The end of the fair did, however, require Standard Oil to fold its tent and quit the Emerald City. While they crated up their exhibit with the intention of sending it to another event back east (presumably the 1964 World’s Fair in New York), transportation logistics scuttled those plans, and the oil company was left with an un-utilized asset that was taking up Seattle real estate.
No one at Meyer Sign & Advertising can say how it exactly happened, but it seems reasonable to conjecture that Standard Oil made the fate of their World’s Fair building a question to be resolved on a regional level — which would therefore have made it the purview of one A.C. Hinckley. That being the case, it would seem only natural that Arnold Hinckley would get in touch with his pal and sign shop owner John Meyer to see if he would be interested in a great deal on a unique building. After all, what are friends for?

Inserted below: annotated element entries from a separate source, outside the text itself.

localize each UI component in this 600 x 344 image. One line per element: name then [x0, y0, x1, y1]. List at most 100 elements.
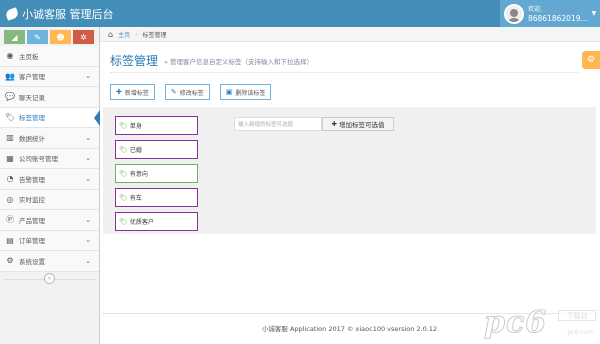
new-tag-button[interactable]: ✚ 新增标签	[110, 84, 155, 100]
sidebar-collapse: «	[0, 272, 99, 286]
tag-label: 单身	[129, 123, 142, 130]
delete-tag-label: 删除该标签	[235, 89, 266, 97]
sidebar-item-label: 数据统计	[19, 134, 45, 143]
sidebar-item[interactable]: ▤ 订单管理 ⌄	[0, 230, 99, 251]
add-tag-option-button[interactable]: ✚ 增加标签可选值	[322, 117, 394, 131]
plus-icon: ✚	[331, 120, 337, 128]
sidebar-item-label: 标签管理	[19, 114, 45, 123]
edit-icon: ✎	[170, 88, 177, 96]
tag-item[interactable]: 🏷 有车	[115, 188, 198, 207]
sidebar-item[interactable]: ▦ 公司账号管理 ⌄	[0, 148, 99, 169]
dashboard-icon: ◉	[6, 51, 14, 61]
toolbar: ✚ 新增标签 ✎ 修改标签 ▣ 删除该标签	[110, 84, 272, 100]
breadcrumb: ⌂ 主页 › 标签管理	[100, 27, 600, 42]
group-icon[interactable]: ☻	[50, 30, 71, 44]
sidebar-item[interactable]: 🏷 标签管理	[0, 107, 100, 128]
edit-tag-button[interactable]: ✎ 修改标签	[164, 84, 210, 100]
sidebar-item[interactable]: ◎ 实时监控	[0, 189, 99, 210]
sidebar-item[interactable]: ◉ 主页板	[0, 46, 99, 67]
tag-label: 有车	[129, 195, 142, 202]
tag-icon: 🏷	[5, 112, 16, 122]
sidebar-item-label: 产品管理	[19, 216, 45, 225]
sidebar-item-label: 聊天记录	[19, 93, 45, 102]
top-navbar: 小诚客服 管理后台 欢迎, 86861862019... ▼	[0, 0, 600, 27]
caret-down-icon: ▼	[591, 10, 597, 17]
tag-label: 优质客户	[129, 219, 154, 226]
user-menu[interactable]: 欢迎, 86861862019... ▼	[500, 0, 600, 27]
watermark-url: pc6.com	[567, 329, 593, 336]
trash-icon: ▣	[225, 88, 233, 96]
page-subtitle: » 管理客户信息自定义标签（支持输入和下拉选择）	[164, 57, 314, 66]
new-tag-label: 新增标签	[124, 89, 149, 97]
app-title: 小诚客服 管理后台	[22, 8, 114, 21]
pencil-icon[interactable]: ✎	[27, 30, 48, 44]
sidebar-item[interactable]: 👥 客户管理 ⌄	[0, 66, 99, 87]
sidebar-item-label: 公司账号管理	[19, 155, 58, 164]
user-info: 欢迎, 86861862019...	[528, 5, 588, 23]
pc6-watermark: pc6 下载站 pc6.com	[478, 305, 596, 340]
sidebar-item-label: 主页板	[19, 52, 39, 61]
eye-icon: ◎	[6, 194, 14, 204]
tag-icon: 🏷	[119, 169, 128, 178]
tag-icon: 🏷	[119, 121, 128, 130]
tag-panel: 🏷 单身 🏷 已婚 🏷 有意向 🏷 有车 🏷 优质客户 输入新增的标签可选值 ✚ 增加标签可选值	[103, 107, 596, 234]
chevron-down-icon: ⌄	[85, 133, 91, 142]
sidebar-item[interactable]: ◔ 告警管理 ⌄	[0, 169, 99, 190]
sidebar-item[interactable]: 💬 聊天记录	[0, 87, 99, 108]
tag-label: 已婚	[129, 147, 142, 154]
chevron-down-icon: ⌄	[85, 174, 91, 183]
page-header: 标签管理 » 管理客户信息自定义标签（支持输入和下拉选择）	[110, 49, 580, 73]
settings-gear-button[interactable]: ⚙	[582, 51, 600, 69]
footer-text: 小诚客服 Application 2017 © xiaoc100 vsersio…	[261, 325, 438, 333]
tag-icon: 🏷	[119, 145, 128, 154]
signal-icon[interactable]: ◢	[4, 30, 25, 44]
sidebar-item[interactable]: ⚙ 系统设置 ⌄	[0, 251, 99, 272]
sidebar-item-label: 系统设置	[19, 257, 45, 266]
watermark-logo: pc6	[483, 305, 548, 340]
tag-icon: 🏷	[119, 217, 128, 226]
tag-item[interactable]: 🏷 单身	[115, 116, 198, 135]
cogs-icon[interactable]: ✲	[73, 30, 94, 44]
chevron-down-icon: ⌄	[85, 72, 91, 81]
brand[interactable]: 小诚客服 管理后台	[4, 6, 114, 22]
avatar	[504, 3, 524, 24]
sidebar-item-label: 订单管理	[19, 237, 45, 246]
breadcrumb-home[interactable]: 主页	[118, 30, 130, 39]
building-icon: ▦	[6, 153, 14, 163]
chat-icon: 💬	[5, 92, 15, 102]
tag-item[interactable]: 🏷 优质客户	[115, 212, 198, 231]
breadcrumb-current: 标签管理	[142, 31, 167, 39]
breadcrumb-separator-icon: ›	[135, 30, 138, 38]
sidebar-item[interactable]: Ⓟ 产品管理 ⌄	[0, 210, 99, 231]
chevron-down-icon: ⌄	[85, 236, 91, 245]
collapse-icon[interactable]: «	[44, 273, 55, 284]
plus-icon: ✚	[116, 88, 122, 96]
delete-tag-button[interactable]: ▣ 删除该标签	[219, 84, 272, 100]
user-id: 86861862019...	[528, 13, 588, 23]
sidebar-item[interactable]: ▥ 数据统计 ⌄	[0, 128, 99, 149]
welcome-text: 欢迎,	[528, 5, 542, 13]
sidebar-item-label: 客户管理	[19, 73, 45, 82]
order-icon: ▤	[6, 235, 14, 245]
sidebar-item-label: 告警管理	[19, 175, 45, 184]
gear-icon: ⚙	[586, 55, 596, 65]
tag-icon: 🏷	[119, 193, 128, 202]
sidebar-nav: ◉ 主页板 👥 客户管理 ⌄ 💬 聊天记录 🏷 标签管理 ▥ 数据统计 ⌄ ▦ 公司账号管理 ⌄ ◔ 告警管理 ⌄…	[0, 46, 100, 272]
gear-icon: ⚙	[6, 256, 14, 266]
home-icon: ⌂	[108, 29, 114, 39]
sidebar: ◢ ✎ ☻ ✲ ◉ 主页板 👥 客户管理 ⌄ 💬 聊天记录 🏷 标签管理 ▥ 数据统计 ⌄ ▦ 公司账号管…	[0, 27, 100, 344]
chevron-down-icon: ⌄	[85, 256, 91, 265]
chevron-down-icon: ⌄	[85, 154, 91, 163]
edit-tag-label: 修改标签	[179, 89, 204, 97]
product-icon: Ⓟ	[6, 215, 14, 225]
page-title: 标签管理	[110, 54, 159, 68]
sidebar-item-label: 实时监控	[19, 196, 45, 205]
leaf-logo-icon	[4, 7, 20, 21]
alarm-icon: ◔	[6, 174, 14, 184]
tag-item[interactable]: 🏷 有意向	[115, 164, 198, 183]
tag-value-input[interactable]: 输入新增的标签可选值	[234, 117, 322, 131]
users-icon: 👥	[5, 71, 15, 81]
tag-label: 有意向	[129, 171, 148, 178]
chevron-down-icon: ⌄	[85, 215, 91, 224]
tag-item[interactable]: 🏷 已婚	[115, 140, 198, 159]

Just how the deal went down with the sale of the Chevron World’s Fair building to Meyer Sign & Advertising is lost in the mists of time, but a letter from Standard Oil acknowledging the transaction (note the old school letterhead) is dated November 17, 1964 — which means that the building had been gathering dust at a

North Lake location in Seattle for two years. The subsequent bill of sale, pictured below, is a model of legal brevity that makes you wonder how many square feet of office space the Standard Oil legal department took up at corporate headquarters. If this was a typical legal document, a broom closet might have sufficed.

We could tell you what Meyer Sign & Advertising paid Standard Oil for a dismantled World’s Fair exhibit, lock, stock, and flagpole, but then we’d have to kill you. Suffice it to say that the price was considerably less than that of the laptop computer with which this story was composed.

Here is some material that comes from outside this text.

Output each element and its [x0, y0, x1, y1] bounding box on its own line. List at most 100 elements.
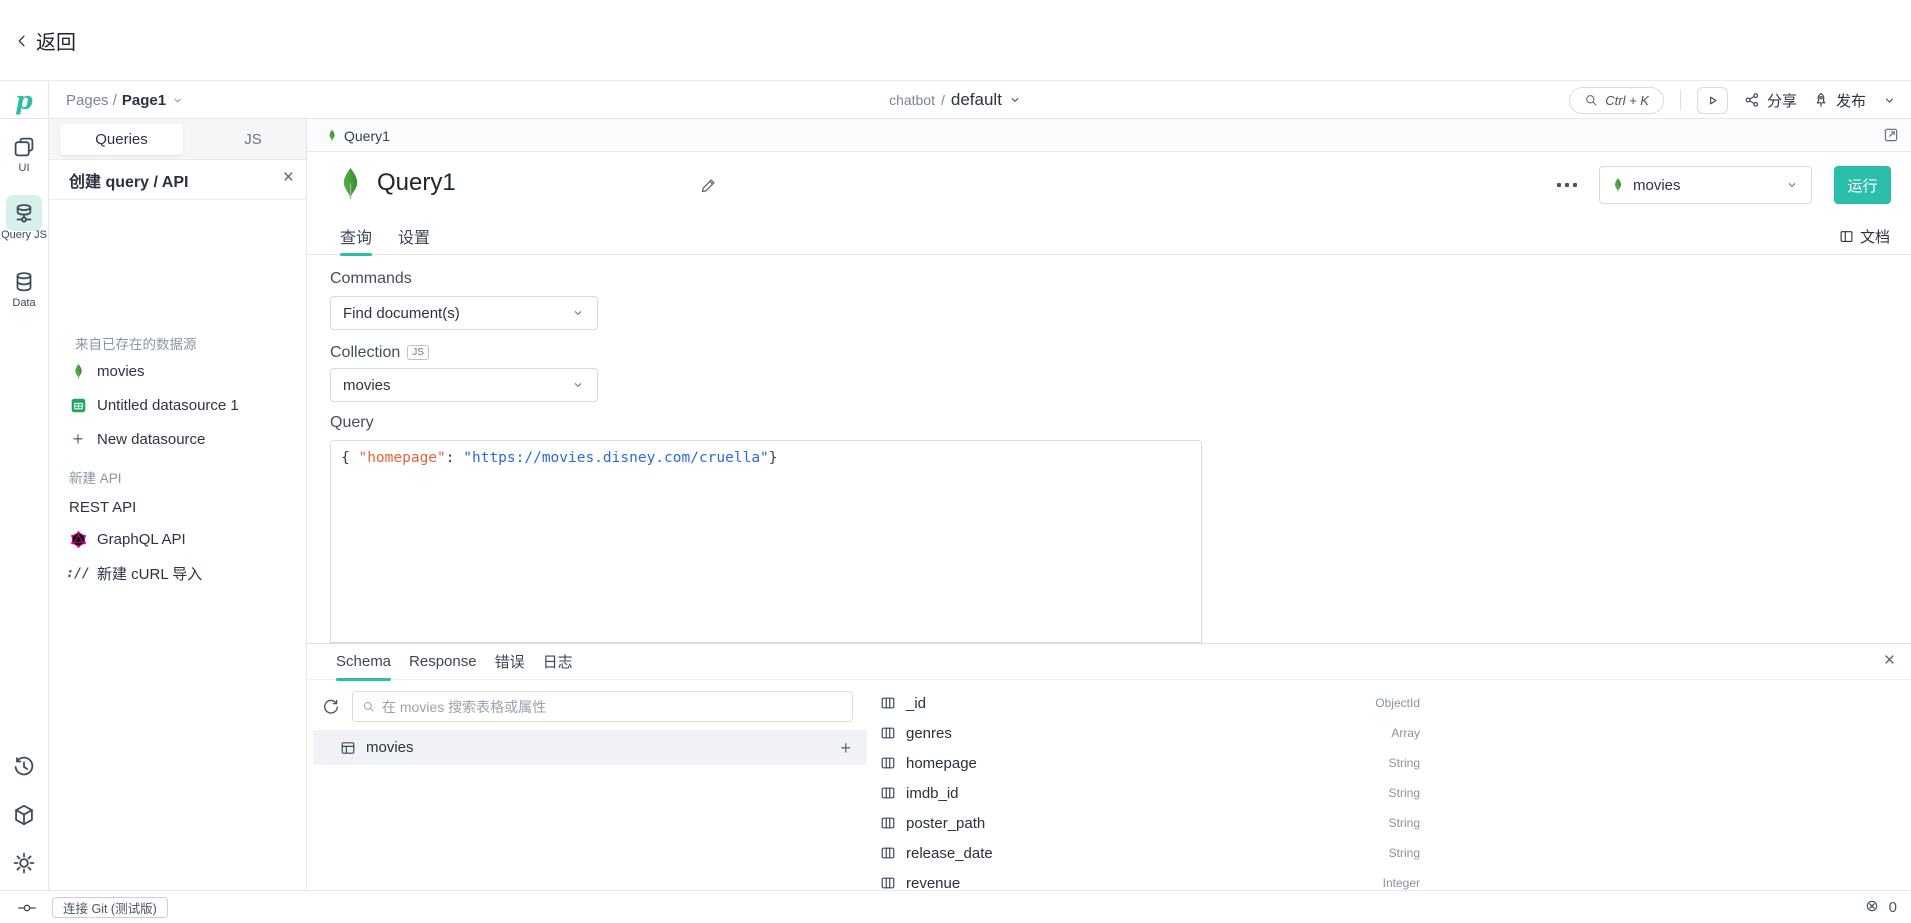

This is the House that John Built
At the time John Meyer was concluding his transaction with his friend Arnold Hinckley, his sign company was located in downtown Mount Vernon (some 60 miles north of Seattle, in what is known as the Skagit Valley), across from a former Greyhound bus depot. To pave the way for a business expansion, John purchased an acre of land at what is his company’s current site off Old Highway 99, and got a building permit from the city of Mount Vernon. Proponents of “small government” should take note that the cost of the permit was one dollar. That’s right…one dollar.
Once dismantled, the shell of the Chevron building was made up of 20×20 squares. “We had to make a few trips at night to get all eight squares,” Martin remembers. “We had a wide load, so we moved them at night to lessen our impact on traffic.” The sole instructions Standard Oil provided for reassembling the building were as brief as the bill of sale: hang the panels upside down so the pattern is not obviously a chevron– compelling evidence that the concept of “brand management” pre-dates the late 20th Century.

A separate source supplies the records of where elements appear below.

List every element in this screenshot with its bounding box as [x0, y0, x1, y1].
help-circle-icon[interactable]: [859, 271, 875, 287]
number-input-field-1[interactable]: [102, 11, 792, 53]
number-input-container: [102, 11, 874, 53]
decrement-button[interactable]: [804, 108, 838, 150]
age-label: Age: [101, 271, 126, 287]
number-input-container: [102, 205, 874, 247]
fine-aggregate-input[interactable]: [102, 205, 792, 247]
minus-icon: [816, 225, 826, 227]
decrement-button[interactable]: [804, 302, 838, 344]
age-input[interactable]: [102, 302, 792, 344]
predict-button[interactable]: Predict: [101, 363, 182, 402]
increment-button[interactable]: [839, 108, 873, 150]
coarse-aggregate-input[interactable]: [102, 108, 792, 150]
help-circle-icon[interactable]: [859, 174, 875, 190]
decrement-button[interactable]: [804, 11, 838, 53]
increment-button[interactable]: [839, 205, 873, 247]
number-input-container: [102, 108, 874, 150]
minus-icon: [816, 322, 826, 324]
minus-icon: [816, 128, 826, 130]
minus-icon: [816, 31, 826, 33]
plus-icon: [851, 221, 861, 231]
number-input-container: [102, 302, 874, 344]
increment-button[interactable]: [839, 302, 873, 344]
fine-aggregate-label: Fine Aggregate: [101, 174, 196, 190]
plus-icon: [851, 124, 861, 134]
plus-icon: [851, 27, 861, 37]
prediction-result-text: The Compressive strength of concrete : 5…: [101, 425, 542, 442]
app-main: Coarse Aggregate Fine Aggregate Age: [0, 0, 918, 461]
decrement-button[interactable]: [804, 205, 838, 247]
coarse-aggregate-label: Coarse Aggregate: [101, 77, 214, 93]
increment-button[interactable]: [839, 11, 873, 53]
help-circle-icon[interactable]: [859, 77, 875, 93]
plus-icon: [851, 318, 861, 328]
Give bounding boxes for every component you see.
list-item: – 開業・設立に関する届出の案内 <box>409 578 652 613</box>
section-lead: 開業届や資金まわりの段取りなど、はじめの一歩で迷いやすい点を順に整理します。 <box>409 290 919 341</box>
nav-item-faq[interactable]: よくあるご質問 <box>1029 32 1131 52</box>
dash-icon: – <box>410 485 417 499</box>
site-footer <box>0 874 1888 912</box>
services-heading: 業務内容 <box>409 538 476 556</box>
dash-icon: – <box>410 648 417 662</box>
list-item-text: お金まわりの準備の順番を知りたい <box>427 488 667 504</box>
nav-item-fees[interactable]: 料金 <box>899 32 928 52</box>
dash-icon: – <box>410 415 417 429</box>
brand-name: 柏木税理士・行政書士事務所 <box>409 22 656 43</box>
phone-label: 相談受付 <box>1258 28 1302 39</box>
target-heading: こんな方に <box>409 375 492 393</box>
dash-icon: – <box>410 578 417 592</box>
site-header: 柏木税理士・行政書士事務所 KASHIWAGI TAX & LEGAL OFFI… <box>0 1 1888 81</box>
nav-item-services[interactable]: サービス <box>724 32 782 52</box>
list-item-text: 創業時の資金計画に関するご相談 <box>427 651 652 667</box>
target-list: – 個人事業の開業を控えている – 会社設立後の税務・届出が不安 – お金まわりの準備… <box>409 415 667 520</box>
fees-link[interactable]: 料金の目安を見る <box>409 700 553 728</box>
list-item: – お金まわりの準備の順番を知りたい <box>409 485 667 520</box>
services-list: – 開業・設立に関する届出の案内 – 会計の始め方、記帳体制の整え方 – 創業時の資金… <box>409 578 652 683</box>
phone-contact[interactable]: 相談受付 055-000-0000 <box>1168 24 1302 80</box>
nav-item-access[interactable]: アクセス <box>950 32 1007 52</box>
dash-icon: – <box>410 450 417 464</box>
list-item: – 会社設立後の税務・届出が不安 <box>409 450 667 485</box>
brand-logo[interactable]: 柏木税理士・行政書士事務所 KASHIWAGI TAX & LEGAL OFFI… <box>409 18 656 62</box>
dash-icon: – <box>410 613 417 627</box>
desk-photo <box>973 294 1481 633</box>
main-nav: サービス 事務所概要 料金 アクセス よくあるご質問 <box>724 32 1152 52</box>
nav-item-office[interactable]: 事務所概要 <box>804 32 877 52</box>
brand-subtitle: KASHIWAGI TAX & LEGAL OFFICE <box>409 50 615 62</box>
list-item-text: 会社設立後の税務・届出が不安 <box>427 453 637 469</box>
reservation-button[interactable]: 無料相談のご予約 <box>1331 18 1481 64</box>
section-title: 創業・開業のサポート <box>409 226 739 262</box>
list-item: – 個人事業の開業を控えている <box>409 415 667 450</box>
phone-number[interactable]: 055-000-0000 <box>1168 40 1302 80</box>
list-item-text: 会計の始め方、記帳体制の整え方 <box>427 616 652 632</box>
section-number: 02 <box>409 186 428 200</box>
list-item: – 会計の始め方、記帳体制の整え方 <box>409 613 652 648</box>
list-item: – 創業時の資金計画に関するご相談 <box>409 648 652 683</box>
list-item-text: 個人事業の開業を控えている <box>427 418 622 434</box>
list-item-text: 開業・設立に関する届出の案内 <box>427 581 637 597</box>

With a bit of engineering consulting, John determined the foundation needs of his new shop, and put it together piece-by-piece. As Martin recollects, “It was just a shell in the beginning — we drove trucks through the center. Over time, we added a floor for office operations and further extended the fabrication area, so it’s gone through quite a transformation — but it’s held up. We’re due to repaint and refurbish it.”
An Interesting Story
As we come to the end of this narrative, we go back to its beginning and revisit the question of John Meyer’s marketing savvy. As a good salesman, you might think that his motivation to buy a building from the 1962 World’s Fair, rather than build from scratch, would come from recognizing its intrinsic PR value. Martin, to the contrary, believes the reason was simpler than that: his father-in-law wanted to expand, and he knew a good deal when he saw one. And, of course, there was the added bonus of helping out a friend.

Although John refrained from promoting his company’s Skagit Valley link to the Seattle World’s Fair (his 1987 letter to The Seattle Times notwithstanding), Martin admits that John, “liked that it made an interesting story.” So John, we hope we did the tale justice; and if any of A.C. Hinckley’s descendants happen to be reading this, we hope you’ll share your side of the story as well. Like John Meyer and Arnold Hinckley, it’s truly one of a kind.